Suffolk officials noted that lawn care products, such as fertilizers, produce significant amounts of nitrogen-laden stormwater runoff which depletes oxygen in streams, lakes, and estuaries. The depletion of oxygen in water bodies eventually leads to the destruction of wetlands and coastal vegetation, a primary defense against storms like Superstorm Sandy.
“As a committed member of the horticultural community on Long Island, I am happy to hear that funding is being pursued to continue the educational component of the existing law,” said Carol Saporito of BISSETT Nurseries and board member of the Nursery and Landscape Association. “As professionals, we would like to see this expanded to reach and teach the homeowner as well. Many Long Islanders apply their own fertilizer and too often the adage ‘more is better’ is followed.”

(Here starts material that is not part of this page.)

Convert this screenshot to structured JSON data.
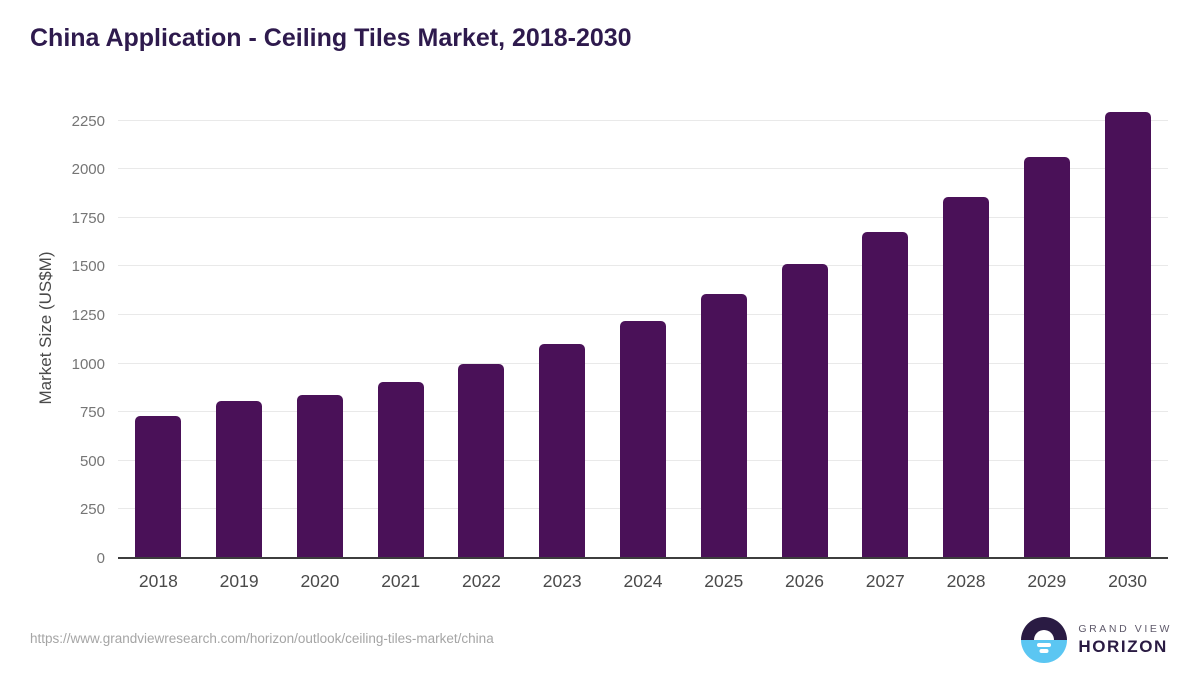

As part of the course, landscapers will learn about the prohibition dates on fertilizer application, the environmental consequences of nitrogen runoff, alternatives to turf grass such as native plantings, proper use and application techniques of fertilizer, and information on soils. Courses are taught through the Cornell Cooperative Extension of Suffolk County.
In addition, the funding ensures all fertilizer retail locations to post educational signs and brochures for homeowners adjacent to their fertilizer displays. The County is responsible for providing the informational material.
“Common household practices of lawn care, landscaping, and grounds maintenance, all of which may utilize nitrogen-based fertilizers, make it necessary to provide educational material to residents, businesses, and lawn care professionals,” added County Executive Bellone.